Pune: Though cervical and breast cancer are the most prevalent cancers among women, cervical cancer incidents have come down to just two per cent in the last 10 years, while breast cancer has nearly doubled, said cancer experts from the city on the eve of World Cancer Day, celebrated worldwide on February 4.
Speaking to Sakal Times, Dr Shona Nag, Head of Medical Oncology at Jehangir Hospital said that breast cancer cases are at an all time high. “Cervical cancer strangely has decreased remarkably. Our state is still struggling with oral cancers due to tobacco use. The best way to take care of our survivors is to treat them equally and integrate them back into society. In my opinion, they should be ambassadors to spread the word that cancer can be cured,” said Nag.
Dr Sudeep Gupta, Professor of Medical Oncology at Tata Memorial Hospital, said that there is an increase in breast cancer and decrease in cervical cancer in both urban and rural areas. “Increasing incidents of lung cancer is also seen in women. An increase in oral and head and neck cancers is also seen. There is a need to make lifestyle changes which address tobacco addiction and obesity.
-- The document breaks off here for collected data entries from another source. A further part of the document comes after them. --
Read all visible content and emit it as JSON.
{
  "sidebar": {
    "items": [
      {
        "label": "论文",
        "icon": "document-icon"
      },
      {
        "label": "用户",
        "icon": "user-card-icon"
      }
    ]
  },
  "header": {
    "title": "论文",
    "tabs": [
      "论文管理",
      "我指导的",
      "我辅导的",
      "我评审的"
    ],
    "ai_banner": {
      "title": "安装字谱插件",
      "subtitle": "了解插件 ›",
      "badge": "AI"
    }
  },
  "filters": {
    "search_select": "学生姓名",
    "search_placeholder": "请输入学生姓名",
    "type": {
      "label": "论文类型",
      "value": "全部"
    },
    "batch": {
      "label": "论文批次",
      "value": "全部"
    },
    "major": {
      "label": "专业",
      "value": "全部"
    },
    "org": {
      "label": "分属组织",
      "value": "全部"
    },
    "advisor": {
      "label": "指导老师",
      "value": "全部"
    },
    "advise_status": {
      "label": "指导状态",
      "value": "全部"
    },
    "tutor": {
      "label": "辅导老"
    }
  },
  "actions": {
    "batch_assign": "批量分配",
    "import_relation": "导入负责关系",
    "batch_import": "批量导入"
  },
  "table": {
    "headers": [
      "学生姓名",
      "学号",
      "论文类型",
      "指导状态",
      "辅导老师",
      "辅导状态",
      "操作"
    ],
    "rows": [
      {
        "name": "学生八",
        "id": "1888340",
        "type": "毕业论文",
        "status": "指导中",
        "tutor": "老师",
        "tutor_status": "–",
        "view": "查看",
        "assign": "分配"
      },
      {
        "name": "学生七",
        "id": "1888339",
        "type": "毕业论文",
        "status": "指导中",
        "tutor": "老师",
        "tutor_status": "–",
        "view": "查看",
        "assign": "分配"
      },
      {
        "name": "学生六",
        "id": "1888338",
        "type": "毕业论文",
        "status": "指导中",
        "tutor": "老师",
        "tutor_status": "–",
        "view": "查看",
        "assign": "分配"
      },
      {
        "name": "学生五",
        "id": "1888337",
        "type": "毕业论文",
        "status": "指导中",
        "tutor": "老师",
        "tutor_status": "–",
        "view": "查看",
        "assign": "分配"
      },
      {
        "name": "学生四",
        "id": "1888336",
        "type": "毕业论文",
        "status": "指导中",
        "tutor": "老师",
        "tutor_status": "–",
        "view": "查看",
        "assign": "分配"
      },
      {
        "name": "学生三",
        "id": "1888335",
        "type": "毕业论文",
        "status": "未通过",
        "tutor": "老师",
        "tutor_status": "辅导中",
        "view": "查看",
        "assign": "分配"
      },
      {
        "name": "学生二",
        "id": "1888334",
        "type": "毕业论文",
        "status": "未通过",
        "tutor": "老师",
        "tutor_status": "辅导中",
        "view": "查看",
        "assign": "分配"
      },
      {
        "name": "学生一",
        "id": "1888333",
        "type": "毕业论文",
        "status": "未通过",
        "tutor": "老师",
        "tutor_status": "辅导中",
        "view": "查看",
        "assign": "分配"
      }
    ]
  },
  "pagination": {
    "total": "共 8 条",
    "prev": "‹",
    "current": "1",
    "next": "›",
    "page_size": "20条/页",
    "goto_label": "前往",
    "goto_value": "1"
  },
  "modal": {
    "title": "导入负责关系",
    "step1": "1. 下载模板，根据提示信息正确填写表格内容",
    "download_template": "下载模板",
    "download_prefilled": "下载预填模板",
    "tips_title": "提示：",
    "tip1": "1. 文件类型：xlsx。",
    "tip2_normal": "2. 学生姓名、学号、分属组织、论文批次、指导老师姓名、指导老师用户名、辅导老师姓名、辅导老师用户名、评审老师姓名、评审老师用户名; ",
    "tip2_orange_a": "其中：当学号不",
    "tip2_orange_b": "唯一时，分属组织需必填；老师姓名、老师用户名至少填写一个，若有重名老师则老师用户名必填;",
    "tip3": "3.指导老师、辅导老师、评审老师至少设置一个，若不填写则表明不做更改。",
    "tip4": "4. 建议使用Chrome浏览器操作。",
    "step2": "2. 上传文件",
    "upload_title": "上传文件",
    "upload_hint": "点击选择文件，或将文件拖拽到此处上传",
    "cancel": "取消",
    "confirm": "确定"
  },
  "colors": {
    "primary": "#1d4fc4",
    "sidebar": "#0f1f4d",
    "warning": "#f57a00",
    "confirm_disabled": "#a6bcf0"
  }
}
There is also a need to emphasise physical activity and safe sexual practices,” said Gupta.
Elaborating on various factors which could be playing a role in the delayed diagnosis of breast cancer, Dr Tushar Patil, Consultant, Medical Oncology at Columbia Asia Hospital, Pune said that stigma related to the disease or its diagnosis plays a contributory factor. “The prevalent gender bias in patriarchal societies means women tend to compromise on their own health, keeping the husband, children, and family health and welfare first. Financial limitations, especially in economically weaker sections, prevent them from visiting a doctor unless something serious happens. The early signs therefore are missed, diagnosis is delayed and chances of survival drops drastically,” said Patil.
Dr Snita Sinukumar, Consultant Surgical Oncology, Columbia Asia Hospital, said that the symptoms of cervical cancer should be monitored. “Symptoms include vaginal bleeding, unusual vaginal discharge and unusual changes in menstrual cycle. It is caused by infection from human papillomavirus virus, and due to delayed medical consultation, the cancer is being diagnosed late in women,” said Sinukumar.